I was invited to take part in a “flash bento bash” at the Boston Architectural College, celebrating the intersections of Japanese food styling and architectural traditions. For one night local chefs and designers were given bento boxes and told to make a meal for a temporary exhibition.
Read more about the process here: http://continuuminnovation.com/how-to-make-a-musical-jello-box/
I'm a designer, and not a chef, so I knew right away that I wanted my contribution this event to be about physical interaction. Something enticing, surprising, maybe a little creepy, maybe silly. I was inspired by Raphaël Pluvinage and Marianne Cauvard’s wonderful 2012 Noisy Jelly project.

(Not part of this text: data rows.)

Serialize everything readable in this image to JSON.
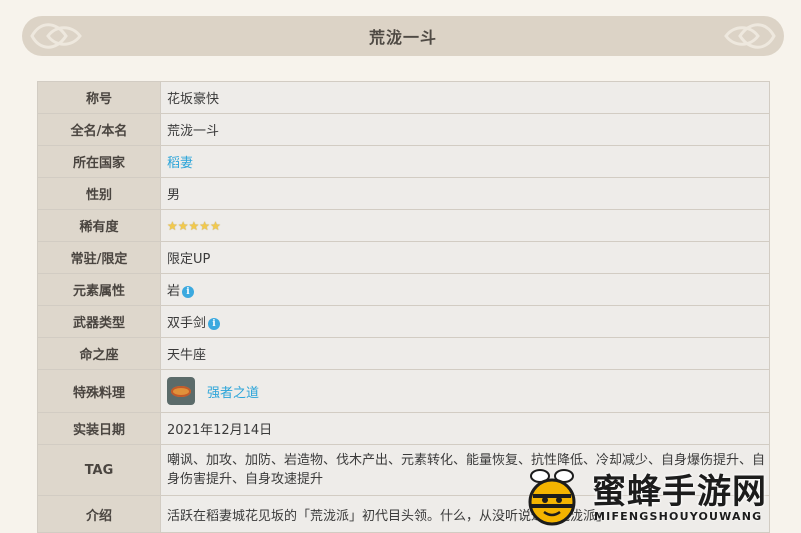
{
  "page": {
    "title": "荒泷一斗"
  },
  "rows": [
    {
      "label": "称号",
      "value": "花坂豪快"
    },
    {
      "label": "全名/本名",
      "value": "荒泷一斗"
    },
    {
      "label": "所在国家",
      "value": "稻妻"
    },
    {
      "label": "性别",
      "value": "男"
    },
    {
      "label": "稀有度",
      "stars": 5
    },
    {
      "label": "常驻/限定",
      "value": "限定UP"
    },
    {
      "label": "元素属性",
      "value": "岩"
    },
    {
      "label": "武器类型",
      "value": "双手剑"
    },
    {
      "label": "命之座",
      "value": "天牛座"
    },
    {
      "label": "特殊料理",
      "value": "强者之道"
    },
    {
      "label": "实装日期",
      "value": "2021年12月14日"
    },
    {
      "label": "TAG",
      "value": "嘲讽、加攻、加防、岩造物、伐木产出、元素转化、能量恢复、抗性降低、冷却减少、自身爆伤提升、自身伤害提升、自身攻速提升"
    },
    {
      "label": "介绍",
      "value": "活跃在稻妻城花见坂的「荒泷派」初代目头领。什么，从没听说过「荒泷派」"
    }
  ],
  "colors": {
    "link": "#2aa4d9",
    "star": "#f2c94c",
    "info": "#3ba9df"
  },
  "watermark": {
    "name": "蜜蜂手游网",
    "pinyin": "MIFENGSHOUYOUWANG"
  }
}
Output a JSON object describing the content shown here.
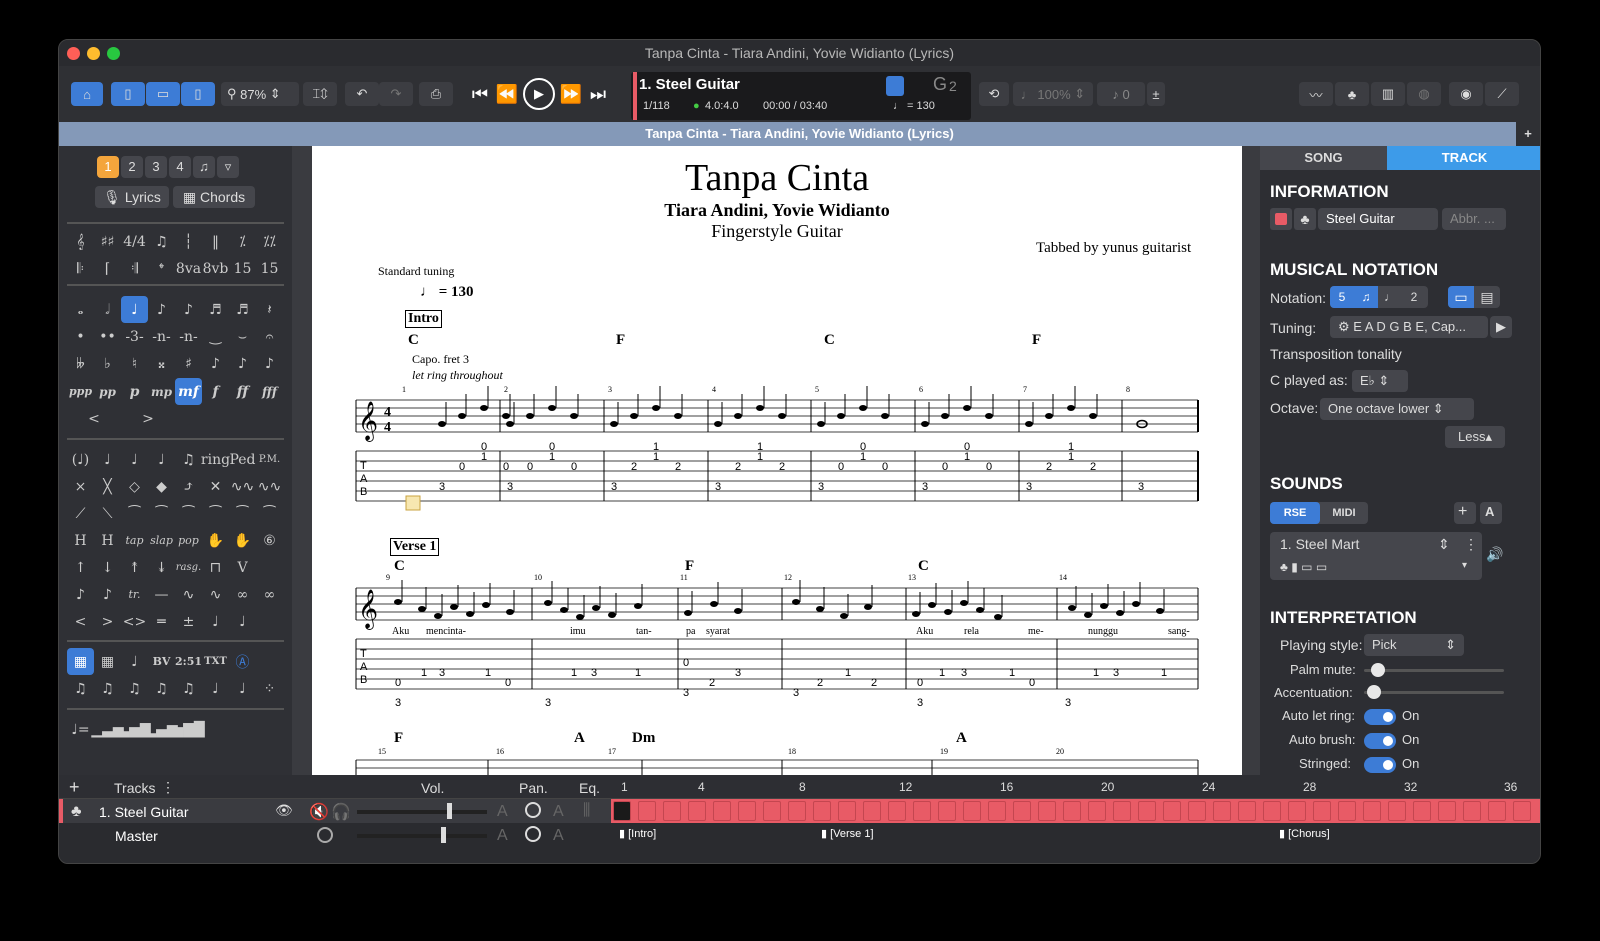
{
  "window": {
    "title": "Tanpa Cinta - Tiara Andini, Yovie Widianto (Lyrics)"
  },
  "toolbar": {
    "zoom": "87%",
    "track_name": "1. Steel Guitar",
    "bar_pos": "1/118",
    "sig": "4.0:4.0",
    "time": "00:00 / 03:40",
    "tempo": "♩ = 130",
    "key_display": "G",
    "key_sub": "2",
    "speed": "100%",
    "tune_val": "0"
  },
  "docbar": {
    "title": "Tanpa Cinta - Tiara Andini, Yovie Widianto (Lyrics)",
    "add": "+"
  },
  "left": {
    "voices": [
      "1",
      "2",
      "3",
      "4"
    ],
    "lyrics": "Lyrics",
    "chords": "Chords",
    "dynamics": [
      "ppp",
      "pp",
      "p",
      "mp",
      "mf",
      "f",
      "ff",
      "fff"
    ],
    "effects": [
      "tap",
      "slap",
      "pop",
      "rasg.",
      "tr.",
      "BV",
      "2:51",
      "TXT",
      "P.M."
    ]
  },
  "score": {
    "title": "Tanpa Cinta",
    "artist": "Tiara Andini, Yovie Widianto",
    "subtitle": "Fingerstyle Guitar",
    "tabbed_by": "Tabbed by yunus guitarist",
    "tuning": "Standard tuning",
    "tempo": "= 130",
    "section1": "Intro",
    "section2": "Verse 1",
    "capo": "Capo. fret 3",
    "letring": "let ring throughout",
    "chords1": [
      "C",
      "F",
      "C",
      "F"
    ],
    "chords2": [
      "C",
      "F",
      "C"
    ],
    "chords3": [
      "F",
      "A",
      "Dm",
      "A"
    ],
    "lyrics": [
      "Aku",
      "mencinta-",
      "imu",
      "tan-",
      "pa",
      "syarat",
      "Aku",
      "rela",
      "me-",
      "nunggu",
      "sang-"
    ],
    "bars1": [
      "1",
      "2",
      "3",
      "4",
      "5",
      "6",
      "7",
      "8"
    ],
    "bars2": [
      "9",
      "10",
      "11",
      "12",
      "13",
      "14"
    ],
    "bars3": [
      "15",
      "16",
      "17",
      "18",
      "19",
      "20"
    ]
  },
  "right": {
    "tabs": [
      "SONG",
      "TRACK"
    ],
    "information": "INFORMATION",
    "track_name": "Steel Guitar",
    "abbr_placeholder": "Abbr. ...",
    "musical_notation": "MUSICAL NOTATION",
    "notation_label": "Notation:",
    "tuning_label": "Tuning:",
    "tuning_value": "E A D G B E, Cap...",
    "transposition": "Transposition tonality",
    "c_played_label": "C played as:",
    "c_played_value": "E♭",
    "octave_label": "Octave:",
    "octave_value": "One octave lower",
    "less": "Less",
    "sounds": "SOUNDS",
    "rse": "RSE",
    "midi": "MIDI",
    "sound_name": "1. Steel Mart",
    "interpretation": "INTERPRETATION",
    "playing_style_label": "Playing style:",
    "playing_style_value": "Pick",
    "palm_mute": "Palm mute:",
    "palm_mute_level": 0.1,
    "accentuation": "Accentuation:",
    "accentuation_level": 0.07,
    "auto_let_ring": "Auto let ring:",
    "auto_brush": "Auto brush:",
    "stringed": "Stringed:",
    "on": "On"
  },
  "bottom": {
    "tracks_label": "Tracks",
    "vol": "Vol.",
    "pan": "Pan.",
    "eq": "Eq.",
    "track1": "1. Steel Guitar",
    "master": "Master",
    "ruler": [
      "1",
      "4",
      "8",
      "12",
      "16",
      "20",
      "24",
      "28",
      "32",
      "36"
    ],
    "markers": [
      "[Intro]",
      "[Verse 1]",
      "[Chorus]"
    ]
  }
}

Jello is a beautiful medium! All the aesthetic pleasure of working with amber, glass, or cast resin with none of the expense, toxic chemicals, and fear of failure that these more sophisticated materials bring.

Here’s the setup: An Arduino is connected to a capacitance sensor (Sparkfun's MPR 121). When each Jello is touched an LED lights up and the Arduino sends a serial signal to trigger sounds that will loop until the touch ends.
My wife is a singer, and we’ve collaborated on several other projects based on the human voice. For this one I asked her to just imagine what “sound” Jello might make and then record each note of an eight-note scale in that style.